Ultra-stable CsPbBr3@PbBrOH nanorods for fluorescence labeling application based on methylimidazole-assisted synthesis

Abstract

The extension application of perovskites in aqueous media such as bioassays requires the development of a water-stable perovskite with a simple preparation process and low cost. However, the degradation of perovskites in aqueous solution is still a thorny problem. Here, we develop a methylimidazole-assisted two-step synthesis protocol to prepare CsPbBr₃@PbBrOH nanorods with superior water stability and remarkable optical properties at room temperature. The synergy of 2-methylimidazole (2-MIM), an N-donor ligand, with water can not only facilitate CsPbBr₃ formation and suppress CsPb₂Br₅ or Cs₄PbBr₆ formation, but also promote the formation of a PbBrOH shell capping CsPbBr₃. 2-MIM is ionized into 2-MIM⁻ in DMF and 2-MIM⁺ in water.
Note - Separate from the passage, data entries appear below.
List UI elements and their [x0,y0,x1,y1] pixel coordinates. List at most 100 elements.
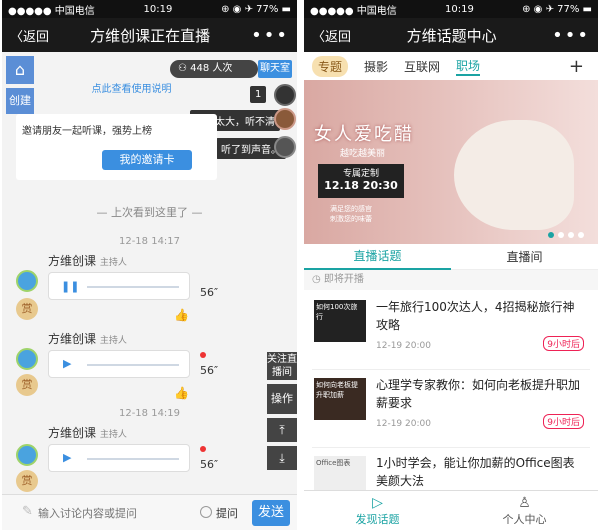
list-item[interactable]: 如何100次旅行 一年旅行100次达人，4招揭秘旅行神攻略 12-19 20:0… [312,292,590,370]
help-link[interactable]: 点此查看使用说明 [16,80,247,95]
viewer-count: 448 人次 [190,63,233,74]
audio-progress[interactable] [87,286,179,288]
play-icon[interactable]: ▶ [63,357,71,370]
upcoming-label: 即将开播 [323,274,364,285]
banner-tags: 满足您的感官 刺激您的味蕾 [330,204,372,224]
audio-duration: 56″ [200,286,219,299]
banner-tag: 满足您的感官 [330,205,372,213]
host-name: 方维创课 [48,426,97,440]
battery-indicator: ⊕ ◉ ✈ 77% ▬ [221,3,291,15]
carousel-dot[interactable] [548,232,554,238]
item-thumbnail: 如何向老板提升职加薪 [314,378,366,420]
user-icon: ♙ [518,495,531,511]
tab-live-rooms[interactable]: 直播间 [451,245,598,269]
chatroom-button[interactable]: 聊天室 [258,60,292,78]
tab-live-topics[interactable]: 直播话题 [304,244,451,270]
follow-room-button[interactable]: 关注直播间 [267,352,297,380]
audio-player[interactable]: ❚❚ [48,272,190,300]
host-name-row: 方维创课 主持人 [48,252,127,269]
host-avatar [16,270,38,292]
host-name: 方维创课 [48,254,97,268]
tab-photography[interactable]: 摄影 [364,58,388,75]
banner-date-box: 专属定制 12.18 20:30 [318,164,404,198]
discover-label: 发现话题 [355,513,400,526]
send-button[interactable]: 发送 [252,500,290,526]
message-time: 12-18 14:19 [118,408,181,419]
host-name-row: 方维创课 主持人 [48,330,127,347]
pencil-icon: ✎ [22,504,33,519]
invite-card: 邀请朋友一起听课，强势上榜 [16,114,217,180]
audio-player[interactable]: ▶ [48,350,190,378]
last-seen-divider: — 上次看到这里了 — [96,206,203,219]
viewer-icon: ⚇ [178,63,191,74]
banner-label: 专属定制 [342,169,379,179]
avatar [274,108,296,130]
reward-icon[interactable]: 赏 [16,374,38,396]
page-title: 方维话题中心 [406,26,497,45]
carousel-dot[interactable] [578,232,584,238]
tab-profile[interactable]: ♙ 个人中心 [451,491,598,530]
item-title: 心理学专家教你：如何向老板提升职加薪要求 [376,378,581,410]
discover-icon: ▷ [372,495,383,511]
reward-icon[interactable]: 赏 [16,298,38,320]
operate-button[interactable]: 操作 [267,384,297,414]
like-icon[interactable]: 👍 [174,308,189,322]
input-bar: ✎ 提问 发送 [2,494,297,530]
carrier-label: ●●●●● 中国电信 [310,5,397,17]
unread-dot [200,446,206,452]
banner[interactable]: 女人爱吃醋 越吃越美丽 专属定制 12.18 20:30 满足您的感官 刺激您的… [304,80,598,244]
message-time: 12-18 14:17 [118,236,181,247]
more-icon[interactable]: ••• [251,25,289,46]
clock-icon: ◷ [312,274,324,285]
ask-label: 提问 [216,507,238,520]
pause-icon[interactable]: ❚❚ [61,280,79,293]
carousel-dot[interactable] [568,232,574,238]
scroll-top-icon[interactable]: ⤒ [267,418,297,442]
host-name: 方维创课 [48,332,97,346]
discussion-input[interactable] [38,503,188,523]
host-role: 主持人 [99,336,127,346]
tab-discover[interactable]: ▷ 发现话题 [304,491,451,530]
live-room-screen: ●●●●● 中国电信 10:19 ⊕ ◉ ✈ 77% ▬ 〈返回 方维创课正在直… [2,0,297,530]
unread-dot [200,352,206,358]
host-role: 主持人 [99,430,127,440]
banner-date: 12.18 20:30 [324,179,398,192]
list-item[interactable]: 如何向老板提升职加薪 心理学专家教你：如何向老板提升职加薪要求 12-19 20… [312,370,590,448]
reward-icon[interactable]: 赏 [16,470,38,492]
carrier-label: ●●●●● 中国电信 [8,5,95,17]
clock: 10:19 [445,3,474,15]
host-avatar [16,444,38,466]
ask-checkbox[interactable] [200,506,212,518]
tab-workplace[interactable]: 职场 [456,57,481,76]
host-role: 主持人 [99,258,127,268]
like-icon[interactable]: 👍 [174,386,189,400]
upcoming-header: ◷ 即将开播 [304,270,598,290]
more-icon[interactable]: ••• [552,25,590,46]
tab-special[interactable]: 专题 [312,55,349,77]
banner-headline: 女人爱吃醋 [314,124,414,145]
audio-duration: 56″ [200,458,219,471]
item-time: 12-19 20:00 [376,341,431,351]
add-tab-icon[interactable]: + [569,56,584,77]
item-time: 12-19 20:00 [376,419,431,429]
invite-card-button[interactable]: 我的邀请卡 [102,150,192,170]
carousel-dot[interactable] [558,232,564,238]
carousel-dots[interactable] [548,232,584,238]
audio-progress[interactable] [87,364,179,366]
audio-progress[interactable] [87,458,179,460]
scroll-bottom-icon[interactable]: ⤓ [267,446,297,470]
nav-bar: 〈返回 方维话题中心 ••• [304,18,598,52]
banner-tag: 刺激您的味蕾 [330,215,372,223]
back-button[interactable]: 〈返回 [312,26,351,45]
chat-bubble: 1 [250,86,267,103]
back-button[interactable]: 〈返回 [10,26,49,45]
item-title: 一年旅行100次达人，4招揭秘旅行神攻略 [376,300,575,332]
countdown-badge: 9小时后 [543,336,584,351]
tab-internet[interactable]: 互联网 [404,58,440,75]
play-icon[interactable]: ▶ [63,451,71,464]
countdown-badge: 9小时后 [543,414,584,429]
audio-player[interactable]: ▶ [48,444,190,472]
nav-bar: 〈返回 方维创课正在直播 ••• [2,18,297,52]
category-tabs: 专题 摄影 互联网 职场 + [304,52,598,80]
host-name-row: 方维创课 主持人 [48,424,127,441]
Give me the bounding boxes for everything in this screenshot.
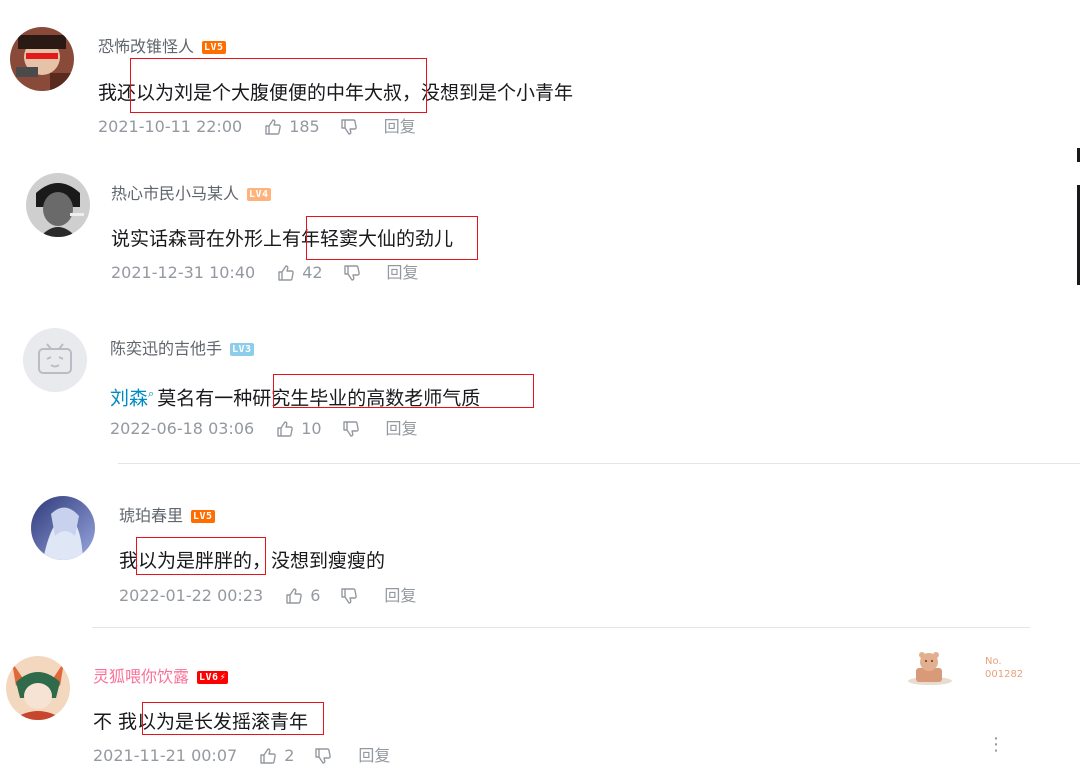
username[interactable]: 恐怖改锥怪人 LV5 — [98, 37, 226, 57]
dislike-button[interactable] — [314, 747, 332, 765]
more-options-icon[interactable]: ⋮ — [987, 736, 1005, 754]
like-button[interactable]: 42 — [277, 263, 323, 283]
username[interactable]: 琥珀春里 LV5 — [119, 506, 215, 526]
username[interactable]: 灵狐喂你饮露 LV6⚡ — [93, 667, 229, 687]
divider — [92, 627, 1030, 628]
thumbs-up-icon — [260, 748, 277, 764]
username[interactable]: 热心市民小马某人 LV4 — [111, 184, 271, 204]
avatar[interactable] — [26, 173, 90, 237]
level-badge: LV4 — [247, 188, 271, 201]
like-count: 185 — [289, 117, 320, 136]
reply-button[interactable]: 回复 — [387, 263, 419, 283]
thumbs-up-icon — [286, 588, 303, 604]
thumbs-up-icon — [278, 265, 295, 281]
dislike-button[interactable] — [340, 118, 358, 136]
comment-text: 刘森⌕ 莫名有一种研究生毕业的高数老师气质 — [110, 387, 481, 410]
comment-time: 2022-01-22 00:23 — [119, 586, 264, 605]
comment-time: 2021-10-11 22:00 — [98, 117, 243, 136]
thumbs-down-icon — [341, 119, 357, 135]
reply-button[interactable]: 回复 — [358, 746, 390, 766]
thumbs-up-icon — [265, 119, 282, 135]
comment-meta: 2022-01-22 00:23 6 回复 — [119, 586, 416, 606]
fan-medal-bear-icon — [906, 650, 954, 686]
thumbs-down-icon — [341, 588, 358, 604]
thumbs-down-icon — [315, 748, 332, 764]
mention-link[interactable]: 刘森 — [110, 387, 148, 409]
like-count: 42 — [302, 263, 323, 282]
like-button[interactable]: 6 — [285, 586, 320, 606]
like-count: 6 — [310, 586, 321, 605]
comment-text: 说实话森哥在外形上有年轻窦大仙的劲儿 — [111, 228, 454, 250]
level-badge: LV3 — [230, 343, 254, 356]
thumbs-down-icon — [342, 421, 359, 437]
comment-text: 我以为是胖胖的，没想到瘦瘦的 — [119, 550, 386, 572]
username[interactable]: 陈奕迅的吉他手 LV3 — [110, 339, 254, 359]
comment-list: 恐怖改锥怪人 LV5 我还以为刘是个大腹便便的中年大叔，没想到是个小青年 2021… — [0, 0, 1080, 777]
reply-button[interactable]: 回复 — [386, 419, 418, 439]
dislike-button[interactable] — [343, 264, 361, 282]
reply-button[interactable]: 回复 — [384, 586, 416, 606]
like-count: 10 — [301, 419, 322, 438]
reply-button[interactable]: 回复 — [384, 117, 416, 137]
level-badge: LV5 — [191, 510, 215, 523]
comment-meta: 2022-06-18 03:06 10 回复 — [110, 419, 418, 439]
like-button[interactable]: 2 — [259, 746, 294, 766]
avatar[interactable] — [23, 328, 87, 392]
comment-meta: 2021-10-11 22:00 185 回复 — [98, 117, 416, 137]
fan-medal-number: No. 001282 — [985, 656, 1024, 680]
dislike-button[interactable] — [340, 587, 358, 605]
comment-meta: 2021-11-21 00:07 2 回复 — [93, 746, 390, 766]
divider — [118, 463, 1080, 464]
avatar[interactable] — [10, 27, 74, 91]
comment-text: 不 我以为是长发摇滚青年 — [93, 711, 309, 733]
like-button[interactable]: 10 — [276, 419, 322, 439]
comment-time: 2022-06-18 03:06 — [110, 419, 255, 438]
thumbs-up-icon — [277, 421, 294, 437]
comment-time: 2021-11-21 00:07 — [93, 746, 238, 765]
level-badge: LV5 — [202, 41, 226, 54]
like-button[interactable]: 185 — [264, 117, 320, 137]
comment-meta: 2021-12-31 10:40 42 回复 — [111, 263, 419, 283]
comment-time: 2021-12-31 10:40 — [111, 263, 256, 282]
avatar[interactable] — [6, 656, 70, 720]
dislike-button[interactable] — [342, 420, 360, 438]
comment-text: 我还以为刘是个大腹便便的中年大叔，没想到是个小青年 — [98, 82, 574, 104]
search-icon: ⌕ — [148, 387, 155, 400]
lightning-icon: ⚡ — [219, 672, 227, 683]
like-count: 2 — [284, 746, 295, 765]
avatar[interactable] — [31, 496, 95, 560]
level-badge: LV6⚡ — [197, 671, 229, 684]
thumbs-down-icon — [343, 265, 360, 281]
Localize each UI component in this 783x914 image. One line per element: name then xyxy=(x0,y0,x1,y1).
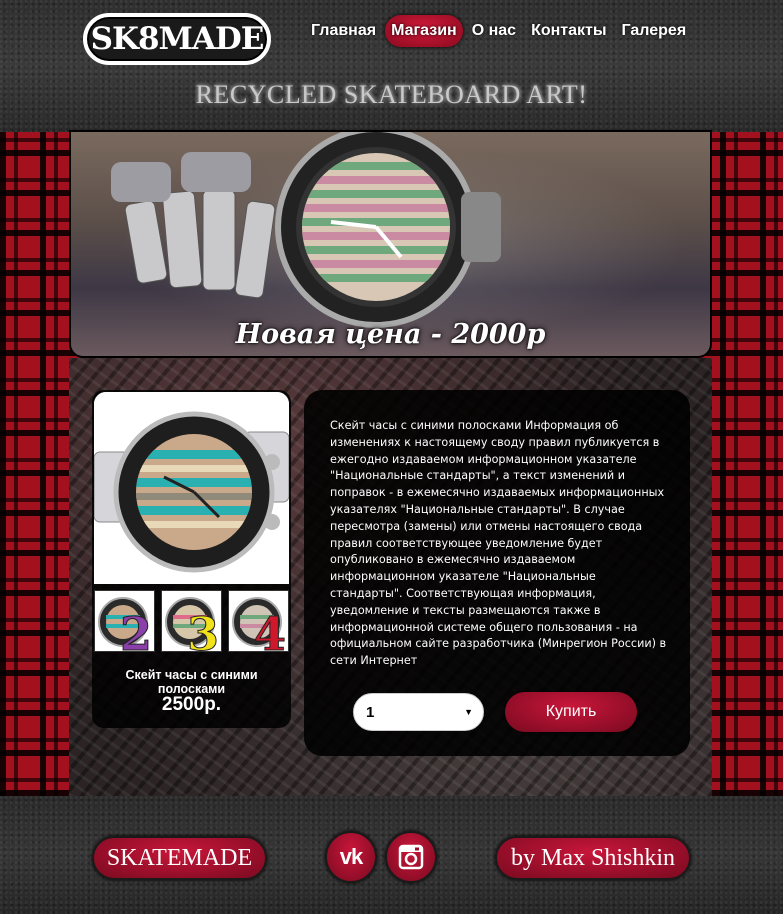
thumbnail-4[interactable]: 4 xyxy=(228,590,289,652)
hero-caption: Новая цена - 2000р xyxy=(235,319,546,350)
nav-item-shop[interactable]: Магазин xyxy=(385,15,463,47)
thumbnail-number: 4 xyxy=(253,607,286,652)
vk-icon: vk xyxy=(339,844,364,869)
instagram-button[interactable] xyxy=(385,831,437,883)
nav-item-about[interactable]: О нас xyxy=(466,15,522,47)
footer-brand[interactable]: SKATEMADE xyxy=(92,836,267,880)
thumbnail-number: 2 xyxy=(119,607,152,652)
thumbnail-number: 3 xyxy=(186,607,219,652)
product-price: 2500р. xyxy=(161,694,222,715)
buy-button[interactable]: Купить xyxy=(505,692,637,732)
nav-item-home[interactable]: Главная xyxy=(305,15,382,47)
nav-item-contacts[interactable]: Контакты xyxy=(525,15,612,47)
instagram-icon xyxy=(398,844,424,870)
thumbnail-2[interactable]: 2 xyxy=(94,590,155,652)
vk-button[interactable]: vk xyxy=(325,831,377,883)
main-nav: Главная Магазин О нас Контакты Галерея xyxy=(305,14,695,48)
chevron-down-icon: ▼ xyxy=(464,707,473,717)
product-name: Скейт часы с синими полосками xyxy=(125,668,258,696)
site-logo[interactable]: SK8MADE xyxy=(83,13,271,65)
quantity-value: 1 xyxy=(366,703,375,721)
hero-banner[interactable]: Новая цена - 2000р xyxy=(69,130,712,358)
logo-text: SK8MADE xyxy=(90,21,265,57)
quantity-select[interactable]: 1 ▼ xyxy=(353,693,484,731)
product-image[interactable] xyxy=(94,392,289,584)
site-header: SK8MADE Главная Магазин О нас Контакты Г… xyxy=(0,0,783,132)
site-tagline: RECYCLED SKATEBOARD ART! xyxy=(195,80,588,109)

They passivated the surface defects and changed the crystallization environment, leading to water-stable CsPbBr₃@PbBrOH. The obtained CsPbBr₃@PbBrOH nanorods can still maintain 91% PL intensity after being stored in water for more than 2 months. Furthermore, the CsPbBr₃@PbBrOH nanorods show excellent stability in polar solvents, water, and phosphate buffer solution in a wide pH range, as well as better thermal and irradiation stability. In addition, the CsPbBr₃@PbBrOH nanorods are further functionalized with polydopamine (PDA) for biomolecular immobilization and immunoassay studies. The resulting assay shows a detection limit of 0.003 ng mL⁻¹ for IgG detection, illustrating important progress towards expanding fluorescence labeling application of perovskite nanomaterials for immunoassays.